Sollen innerhalb der EU mehrere Unternehmen zusammengeführt werden und handelt es sich hierbei um börsennotierte Gesellschaften, stellt sich stets die Frage, wie dies unter rechtlichen, steuerlichen und operativen Gesichtspunkten am effektivsten durchgeführt werden kann. Anwendungsfälle können Unternehmenszusammenschlüsse sein ebenso wie konzerninterne Umstrukturierungen. Entsprechende Maßnahmen sind mit – häufig sehr hohem – Einmalaufwand verbunden. Auf der Haben-Seite stehen neben einer Optimierung der operativen Organisation beispielsweise laufende Kostenvorteile etwa aus dem Wegfall eines zweiten Verwaltungsapparats oder einer zweiten Börsennotierung, Halbierung der Anzahl an Jahresabschlüssen, Eliminierung der Länder, mit deren Rechtsordnung sich der Konzern auseinander setzen muss, etc. Auch steuerliche Vorteile können zu Buche schlagen.

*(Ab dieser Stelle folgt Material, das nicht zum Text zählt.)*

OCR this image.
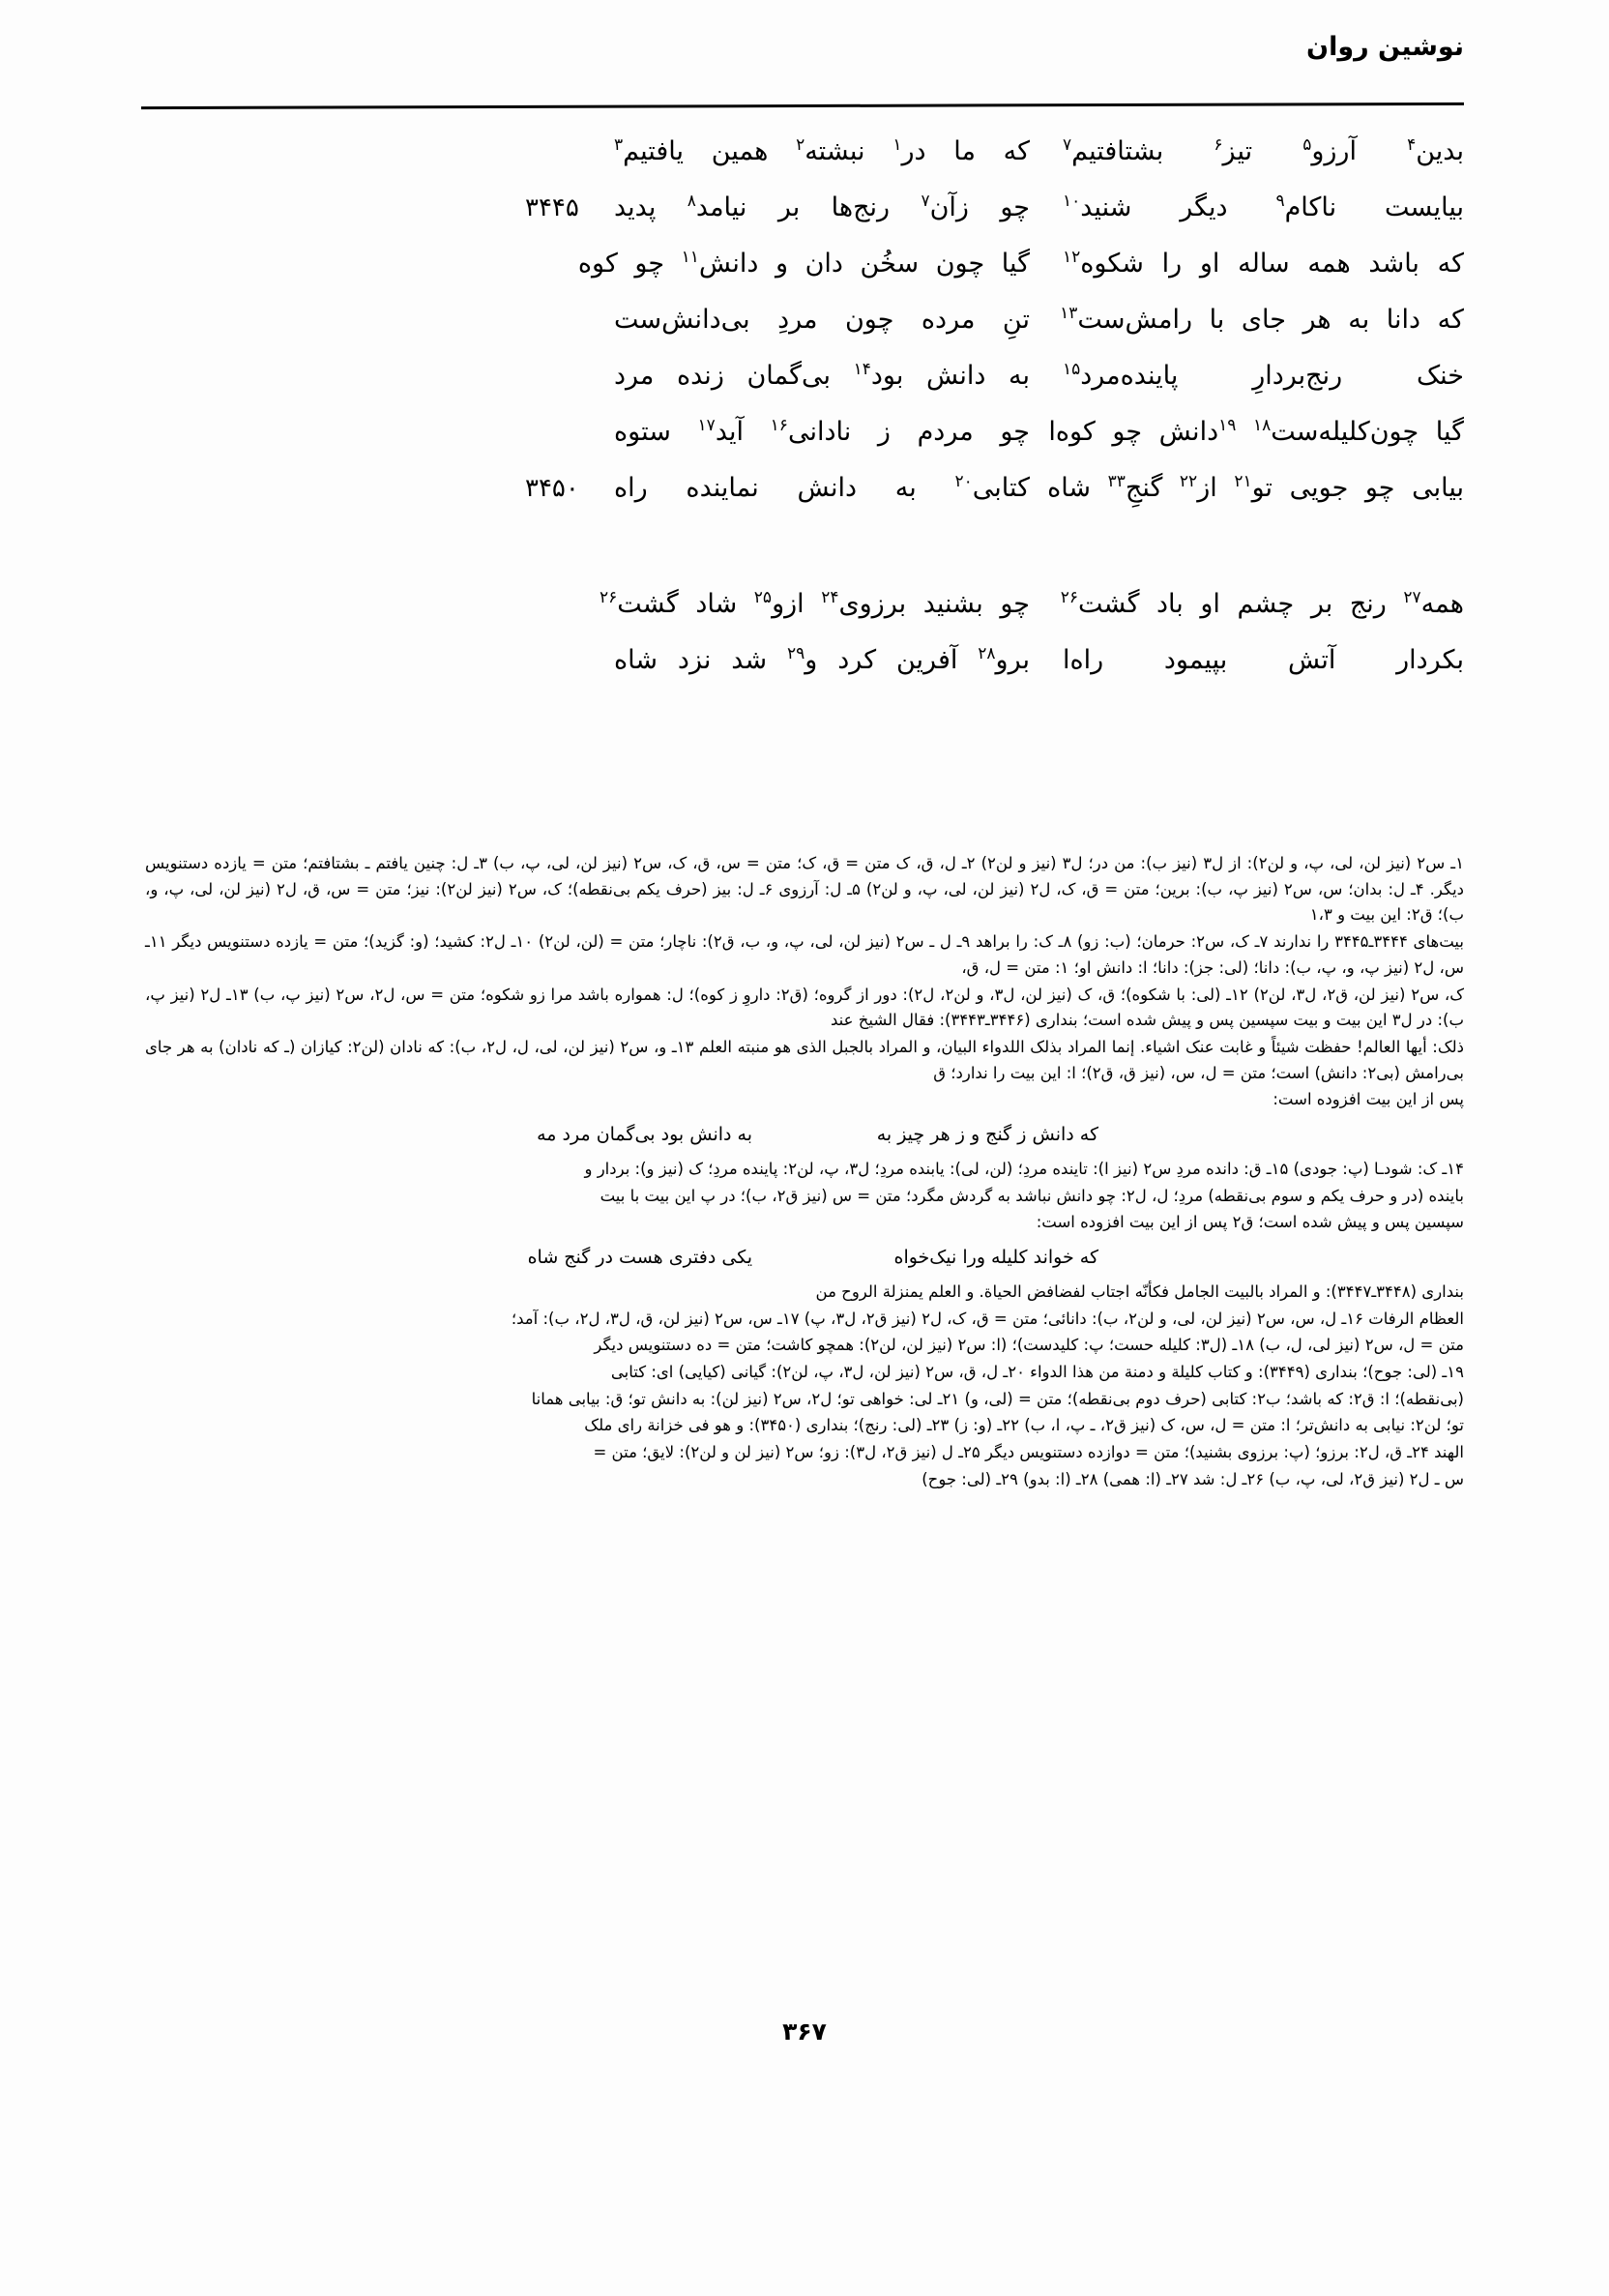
نوشین روان
بدین$^۴$ آرزو$^۵$ تیز$^۶$ بشتافتیم$^۷$
که ما در$^۱$ نبشته$^۲$ همین یافتیم$^۳$
بیایست ناکام$^۹$ دیگر شنید$^{۱۰}$
چو زآن$^۷$ رنج‌ها بر نیامد$^۸$ پدید
۳۴۴۵
که باشد همه ساله او را شکوه$^{۱۲}$
گیا چون سخُن دان و دانش$^{۱۱}$ چو کوه
که دانا به هر جای با رامش‌ست$^{۱۳}$
تنِ مرده چون مردِ بی‌دانش‌ست
خنک رنج‌بردارِ پاینده‌مرد$^{۱۵}$
به دانش بود$^{۱۴}$ بی‌گمان زنده مرد
گیا چون‌کلیله‌ست$^{۱۸}$ $^{۱۹}$دانش چو کوه‌ا
چو مردم ز نادانی$^{۱۶}$ آید$^{۱۷}$ ستوه
بیابی چو جویی تو$^{۲۱}$ از$^{۲۲}$ گنجِ$^{۳۳}$ شاه
کتابی$^{۲۰}$ به دانش نماینده راه
۳۴۵۰
همه$^{۲۷}$ رنج بر چشم او باد گشت$^{۲۶}$
چو بشنید برزوی$^{۲۴}$ ازو$^{۲۵}$ شاد گشت$^{۲۶}$
بکردار آتش بپیمود راه‌ا
برو$^{۲۸}$ آفرین کرد و$^{۲۹}$ شد نزد شاه
۱ـ س۲ (نیز لن، لی، پ، و لن۲): از ل۳ (نیز ب): من در؛ ل۳ (نیز و لن۲) ۲ـ ل، ق، ک متن = ق، ک؛ متن = س، ق، ک، س۲ (نیز لن، لی، پ، ب) ۳ـ ل: چنین یافتم ـ بشتافتم؛ متن = یازده دستنویس دیگر. ۴ـ ل: بدان؛ س، س۲ (نیز پ، ب): برین؛ متن = ق، ک، ل۲ (نیز لن، لی، پ، و لن۲) ۵ـ ل: آرزوی ۶ـ ل: بیز (حرف یکم بی‌نقطه)؛ ک، س۲ (نیز لن۲): نیز؛ متن = س، ق، ل۲ (نیز لن، لی، پ، و، ب)؛ ق۲: این بیت و ۱،۳
بیت‌های ۳۴۴۴ـ۳۴۴۵ را ندارند ۷ـ ک، س۲: حرمان؛ (ب: زو) ۸ـ ک: را براهد ۹ـ ل ـ س۲ (نیز لن، لی، پ، و، ب، ق۲): ناچار؛ متن = (لن، لن۲) ۱۰ـ ل۲: کشید؛ (و: گزید)؛ متن = یازده دستنویس دیگر ۱۱ـ س، ل۲ (نیز پ، و، پ، ب): دانا؛ (لی: جز): دانا؛ ا: دانش او؛ ۱: متن = ل، ق،
ک، س۲ (نیز لن، ق۲، ل۳، لن۲) ۱۲ـ (لی: با شکوه)؛ ق، ک (نیز لن، ل۳، و لن۲، ل۲): دور از گروه؛ (ق۲: داروِ ز کوه)؛ ل: همواره باشد مرا زو شکوه؛ متن = س، ل۲، س۲ (نیز پ، ب) ۱۳ـ ل۲ (نیز پ، ب): در ل۳ این بیت و بیت سپسین پس و پیش شده است؛ بنداری (۳۴۴۶ـ۳۴۴۳): فقال الشیخ عند
ذلک: أیها العالم! حفظت شیئاً و غابت عنک اشیاء. إنما المراد بذلک اللدواء البیان، و المراد بالجبل الذی هو منبته العلم ۱۳ـ و، س۲ (نیز لن، لی، ل، ل۲، ب): که نادان (لن۲: کیازان (ـ که نادان) به هر جای بی‌رامش (بی۲: دانش) است؛ متن = ل، س، (نیز ق، ق۲)؛ ا: این بیت را ندارد؛ ق
پس از این بیت افزوده است:
که دانش ز گنج و ز هر چیز به
به دانش بود بی‌گمان مرد مه
۱۴ـ ک: شودـا (پ: جودی) ۱۵ـ ق: دانده مردِ س۲ (نیز ا): تاینده مردِ؛ (لن، لی): یابنده مردِ؛ ل۳، پ، لن۲: پاینده مردِ؛ ک (نیز و): بردار و
باینده (در و حرف یکم و سوم بی‌نقطه) مردِ؛ ل، ل۲: چو دانش نباشد به گردش مگرد؛ متن = س (نیز ق۲، ب)؛ در پ این بیت با بیت
سپسین پس و پیش شده است؛ ق۲ پس از این بیت افزوده است:
که خواند کلیله ورا نیک‌خواه
یکی دفتری هست در گنج شاه
بنداری (۳۴۴۸ـ۳۴۴۷): و المراد بالبیت الجامل فکأنّه اجتاب لفضافض الحیاة. و العلم یمنزلة الروح من
العظام الرفات ۱۶ـ ل، س، س۲ (نیز لن، لی، و لن۲، ب): دانائی؛ متن = ق، ک، ل۲ (نیز ق۲، ل۳، پ) ۱۷ـ س، س۲ (نیز لن، ق، ل۳، ل۲، ب): آمد؛
متن = ل، س۲ (نیز لی، ل، ب) ۱۸ـ (ل۳: کلیله حست؛ پ: کلیدست)؛ (ا: س۲ (نیز لن، لن۲): همچو کاشت؛ متن = ده دستنویس دیگر
۱۹ـ (لی: جوح)؛ بنداری (۳۴۴۹): و کتاب کلیلة و دمنة من هذا الدواء ۲۰ـ ل، ق، س۲ (نیز لن، ل۳، پ، لن۲): گیانی (کیایی) ای: کتابی
(بی‌نقطه)؛ ا: ق۲: که باشد؛ ب۲: کتابی (حرف دوم بی‌نقطه)؛ متن = (لی، و) ۲۱ـ لی: خواهی تو؛ ل۲، س۲ (نیز لن): به دانش تو؛ ق: بیابی همانا
تو؛ لن۲: نیابی به دانش‌تر؛ ا: متن = ل، س، ک (نیز ق۲، ـ پ، ا، ب) ۲۲ـ (و: ز) ۲۳ـ (لی: رنج)؛ بنداری (۳۴۵۰): و هو فی خزانة رای ملک
الهند ۲۴ـ ق، ل۲: برزو؛ (پ: برزوی بشنید)؛ متن = دوازده دستنویس دیگر ۲۵ـ ل (نیز ق۲، ل۳): زو؛ س۲ (نیز لن و لن۲): لایق؛ متن =
س ـ ل۲ (نیز ق۲، لی، پ، ب) ۲۶ـ ل: شد ۲۷ـ (ا: همی) ۲۸ـ (ا: بدو) ۲۹ـ (لی: جوح)
۳۶۷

Dr. Thorsten Kuthe und Madeleine Zipperle
Dr. Thorsten Kuthe und Madeleine Zipperle

Wer bekommt wie viel?

Ein Umtauschverhältnis muss auch durch einen gerichtlich bestellten Prüfer bestätigt und in einem ausführlichen Bericht des Vorstands erläutert werden. Hier ergeben sich in der Praxis bereits die ersten Probleme. Es ist nämlich nicht europaweit geregelt, welche Bewertungsmethode anzuwenden ist. In Deutschland wird üblicherweise auf die Ertragswertmethode abgestellt. In den meisten anderen Ländern werden andere Verfahren genutzt, mit einem Schwerpunkt auf Discounted Cash Flow- und teilweise auch auf Multiple-Verfahren. Eine Lösung kann hier sein, mehrere Bewertungsverfahren parallel anzuwenden. Befriedigend ist das jedoch nicht, da dies den Aufwand natürlich weiter erhöht. Zumal der Aufwand ohnehin bereits dadurch erhöht ist, dass zwei verschiedene Gesellschaften in unterschiedlichen Ländern und Rechtsordnungen (getrennt) bewertet werden müssen.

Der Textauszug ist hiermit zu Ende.